Zack said "If I tie it to here, what will happen to the rope? It will get stuck. It will get so, so stuck. (pulling hard) Oooooh!"
What was drawing the two-year old children to play with string, wrapping objects again and again? Their teacher Sarah Anne and I wondered. It seemed that they were using the string to know things, that by wrapping and 'tying' they were somehow coming to understand objects in a new way, the way a baby does when it touches, tastes, and climbs on something.
Sarah Anne and I proposed our theories, but weren't convinced of any of them, so we consulted with Sabot's math specialist, Cat. She noticed the children pulling on the strings, ribbons and ropes. She proposed that they might be figuring out mass by testing the resistance of the spools, bottles, chairs, tables and trees they were wrapping. She taught us the term "spatial structuring," which is the way we humans begin to organize information about a form or forms in space.
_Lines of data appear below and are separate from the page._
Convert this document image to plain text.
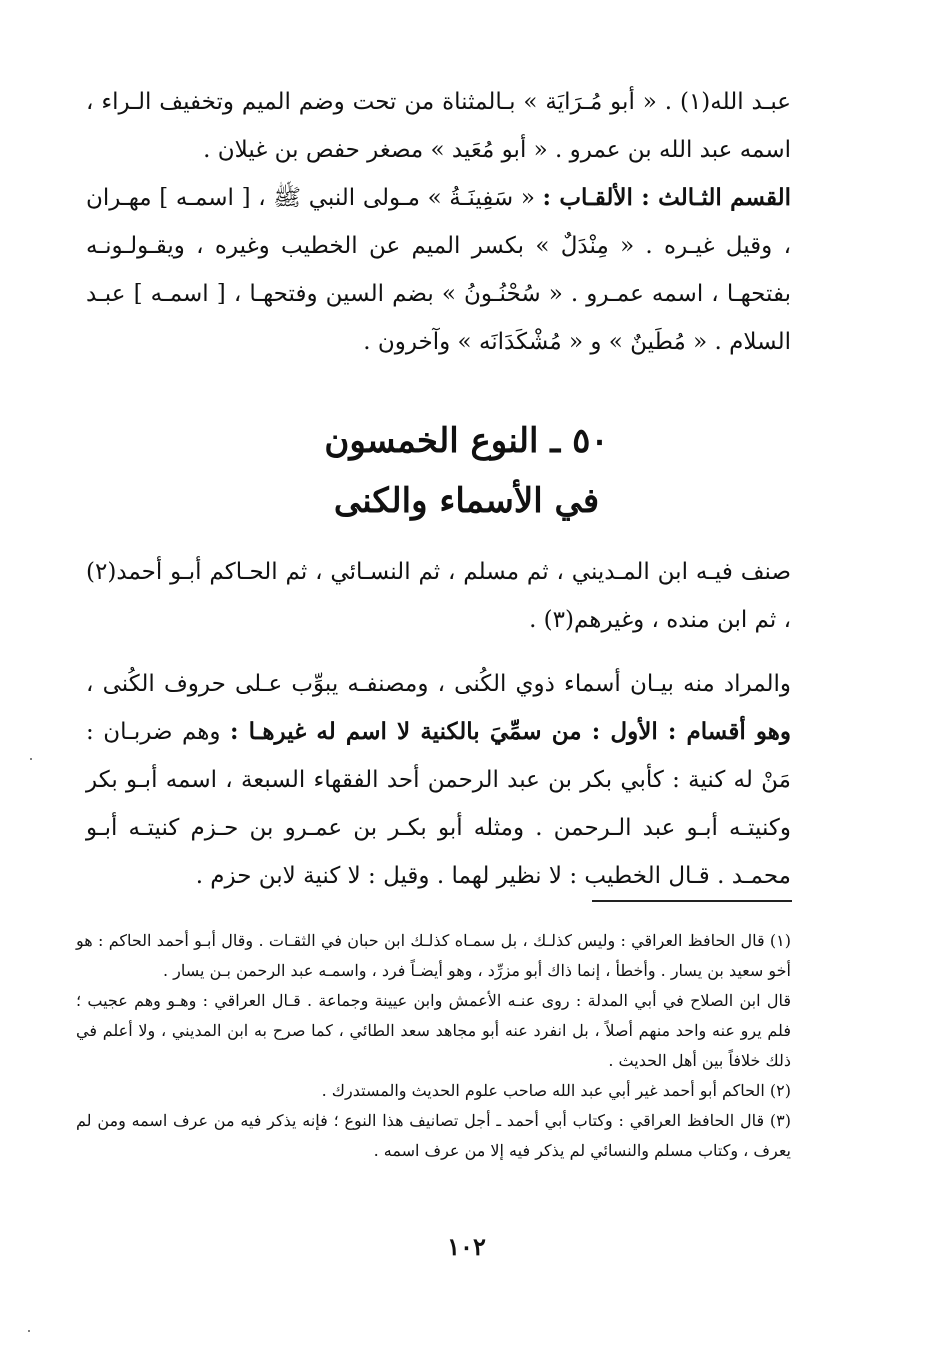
عبـد الله(١) . « أبو مُـرَايَة » بـالمثناة من تحت وضم الميم وتخفيف الـراء ، اسمه عبد الله بن عمرو . « أبو مُعَيد » مصغر حفص بن غيلان .

القسم الثـالث : الألقـاب : « سَفِينَـةُ » مـولى النبي ﷺ ، [ اسمـه ] مهـران ، وقيل غيـره . « مِنْدَلٌ » بكسر الميم عن الخطيب وغيره ، ويقـولـونـه بفتحهـا ، اسمه عمـرو . « سُحْنُـونُ » بضم السين وفتحهـا ، [ اسمـه ] عبـد السلام . « مُطَينٌ » و « مُشْكَدَانَه » وآخرون .

٥٠ ـ النوع الخمسون
في الأسماء والكنى

صنف فيـه ابن المـديني ، ثم مسلم ، ثم النسـائي ، ثم الحـاكم أبـو أحمد(٢) ، ثم ابن منده ، وغيرهم(٣) .

والمراد منه بيـان أسماء ذوي الكُنى ، ومصنفـه يبوِّب عـلى حروف الكُنى ، وهو أقسام : الأول : من سمِّيَ بالكنية لا اسم له غيرهـا : وهم ضربـان : مَنْ له كنية : كأبي بكر بن عبد الرحمن أحد الفقهاء السبعة ، اسمه أبـو بكر وكنيتـه أبـو عبد الـرحمن . ومثله أبو بكـر بن عمـرو بن حـزم كنيتـه أبـو محمـد . قـال الخطيب : لا نظير لهما . وقيل : لا كنية لابن حزم .

(١) قال الحافظ العراقي : وليس كذلـك ، بل سمـاه كذلـك ابن حبان في الثقـات . وقال أبـو أحمد الحاكم : هو أخو سعيد بن يسار . وأخطأ ، إنما ذاك أبو مزرِّد ، وهو أيضـاً فرد ، واسمـه عبد الرحمن بـن يسار .

قال ابن الصلاح في أبي المدلة : روى عنـه الأعمش وابن عيينة وجماعة . قـال العراقي : وهـو وهم عجيب ؛ فلم يرو عنه واحد منهم أصلاً ، بل انفرد عنه أبو مجاهد سعد الطائي ، كما صرح به ابن المديني ، ولا أعلم في ذلك خلافاً بين أهل الحديث .

(٢) الحاكم أبو أحمد غير أبي عبد الله صاحب علوم الحديث والمستدرك .

(٣) قال الحافظ العراقي : وكتاب أبي أحمد ـ أجل تصانيف هذا النوع ؛ فإنه يذكر فيه من عرف اسمه ومن لم يعرف ، وكتاب مسلم والنسائي لم يذكر فيه إلا من عرف اسمه .

١٠٢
In order to understand form, we have to be able to see different ways of measuring and organize those mental measurements. There is linear measurement, then area, and 3 dimensional form or volume. This is why children represent shapes and forms with cubes in elementary school math. The cubes allow children to build representations of form in layers, which helps them mentally coordinate different aspects of forms into a complete picture.
So, by wrapping and then pulling on strings, the children are testing the resistance of the objects and hence coming to understand the mass of a tree as compared to the mass of something else. Math - it's pretty cool after all.